"Tar" é mais objeto de design do que obra de arte, no sentido em que a direção sintetiza tudo de forma estrita para produzir determinadas emoções e determinadas conotações. Se Cate Blanchet faz um bom papel, nem por isso pode ser vista como o cerne da obra, já que toda a sua performance é controlada no detalhe pela direção e montagem. Repare-se na quantidade de elementos que vão sendo introduzidos em cena, ao longo das 2h30, para desviar ou obrigar a focar a nossa atenção, assim como na imensidão de espaços em que encontramos a protagonista, oferecendo-lhe apenas presenças fugazes. Lydia Tar é profundamente caracterizada pelo mundo que a envolve, em particular os sons, mas também tudo aquilo que os outros consideram sobre ela. Quase como se ela deambulasse ao longo do filme, e o diretor fosse colocando elementos à sua volta que nos obrigam a realizar conotações sobre quem ela é, como pensa e sente.
Quanto ao tema, Todd Field trabalha as questões da celebridade e suas excentricidades conjuntamente com a cultura do cancelamento. Fá-lo numa perspectiva profundamente artística, não tomando qualquer partido, colocando no pedestal cada um dos temas para assim sujeitar o espectador ao questionamento.
Na generalidade, funciona muito bem, mas ainda assim, quando juntamos a excelência da forma com os objetivos do tema, ocorre uma espécie de choque. A forma sabe muito bem o que quer dizer ao contrário do tema sobre o qual não toma qualquer posição. Por isso, quando chegamos ao final podemos, e devemos, questionar se aquilo que nos foi mostrado é um acesso neutro ao que se passou. Porque se Tar pode ser definida como uma exímia perfecionista, desligada das necessidades humanas, mais ainda das mundanas, vivendo apenas a partir da sua acuidade auditiva, também temos de admitir que nem tudo nos é mostrado, porque na verdade nada nos é dado sobre as personagens que a rodeiam.

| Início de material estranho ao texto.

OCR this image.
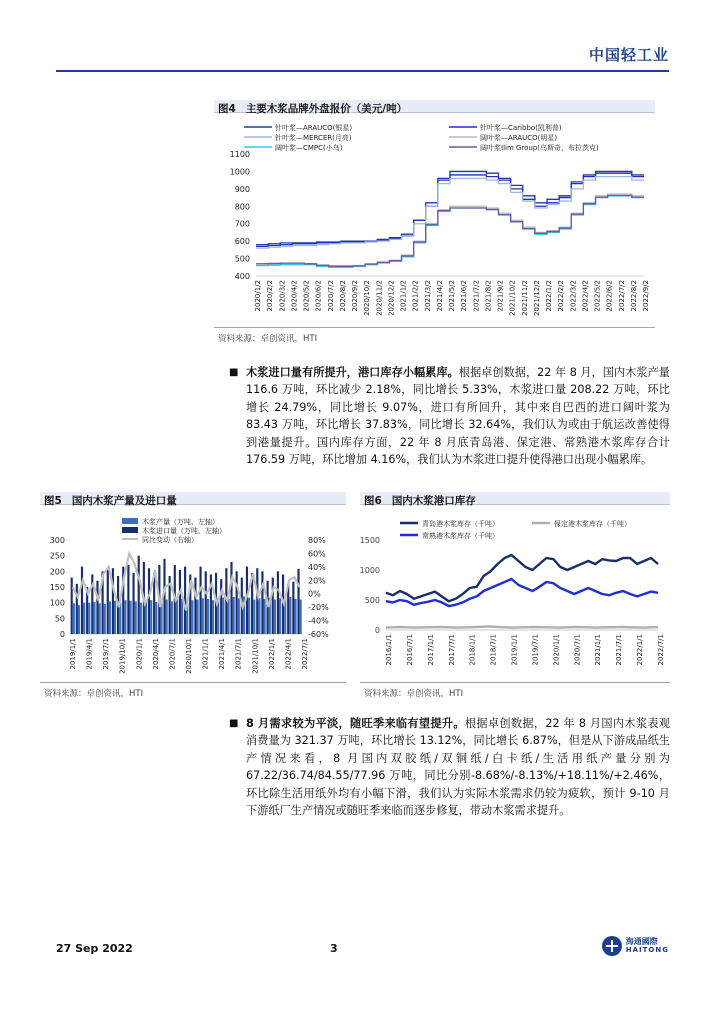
中国轻工业
图4 主要木浆品牌外盘报价（美元/吨）
400
500
600
700
800
900
1000
1100
2020/1/2 2020/2/2 2020/3/2 2020/4/2 2020/5/2 2020/6/2 2020/7/2 2020/8/2 2020/9/2 2020/10/2 2020/11/2 2020/12/2 2021/1/2 2021/2/2 2021/3/2 2021/4/2 2021/5/2 2021/6/2 2021/7/2 2021/8/2 2021/9/2 2021/10/2 2021/11/2 2021/12/2 2022/1/2 2022/2/2 2022/3/2 2022/4/2 2022/5/2 2022/6/2 2022/7/2 2022/8/2 2022/9/2
针叶浆—ARAUCO(银星)	针叶浆—Caribbo(凯利普)
针叶浆—MERCER(月亮)	阔叶浆—ARAUCO(明星)
阔叶浆—CMPC(小鸟)	阔叶浆Ilim Group(乌斯奇、布拉茨克)
资料来源：卓创资讯，HTI
■ 木浆进口量有所提升，港口库存小幅累库。根据卓创数据，22 年 8 月，国内木浆产量 116.6 万吨，环比减少 2.18%，同比增长 5.33%，木浆进口量 208.22 万吨，环比增长 24.79%，同比增长 9.07%，进口有所回升，其中来自巴西的进口阔叶浆为 83.43 万吨，环比增长 37.83%，同比增长 32.64%，我们认为或由于航运改善使得到港量提升。国内库存方面，22 年 8 月底青岛港、保定港、常熟港木浆库存合计 176.59 万吨，环比增加 4.16%，我们认为木浆进口提升使得港口出现小幅累库。
图5 国内木浆产量及进口量
0
50
100
150
200
250
300
-60%
-40%
-20%
0%
20%
40%
60%
80%
2019/1/1 2019/4/1 2019/7/1 2019/10/1 2020/1/1 2020/4/1 2020/7/1 2020/10/1 2021/1/1 2021/4/1 2021/7/1 2021/10/1 2022/1/1 2022/4/1 2022/7/1
木浆产量（万吨，左轴）
木浆进口量（万吨，左轴）
同比变动（右轴）
资料来源：卓创资讯，HTI
图6 国内木浆港口库存
0
500
1000
1500
2016/1/1 2016/7/1 2017/1/1 2017/7/1 2018/1/1 2018/7/1 2019/1/1 2019/7/1 2020/1/1 2020/7/1 2021/1/1 2021/7/1 2022/1/1 2022/7/1
青岛港木浆库存（千吨）	保定港木浆库存（千吨）
常熟港木浆库存（千吨）
资料来源：卓创资讯，HTI
■ 8 月需求较为平淡，随旺季来临有望提升。根据卓创数据，22 年 8 月国内木浆表观消费量为 321.37 万吨，环比增长 13.12%，同比增长 6.87%，但是从下游成品纸生产情况来看，8 月国内双胶纸/双铜纸/白卡纸/生活用纸产量分别为 67.22/36.74/84.55/77.96 万吨，同比分别-8.68%/-8.13%/+18.11%/+2.46%，环比除生活用纸外均有小幅下滑，我们认为实际木浆需求仍较为疲软，预计 9-10 月下游纸厂生产情况或随旺季来临而逐步修复，带动木浆需求提升。
27 Sep 2022	3
海通國際
HAITONG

Começando por Francesca, a assistente, que aparece apenas a planar à sua volta, muito pouco sabemos sobre o que sente, assim como o que de mais grave se terá passado ao longo dos anos, já que vemos apenas o presente. O mesmo acontece com a esposa, Sharon, ou ainda a recém chegada Olga, e claro Krista. Por outro lado, a câmara não se coíbe de nos mostrar os viéses em que vai incorrendo Tar, que obrigatoriamente nos coloca de sobreaviso sobre aquilo que podemos não estar a ver. Deste modo, mais uma vez, eleva-se à condição de design, querendo provocar e estimular determinadas ideias muito concretas no espectador, ainda que queira passar a ideia de que não o está a fazer.
Um objeto de design de extrema elegância.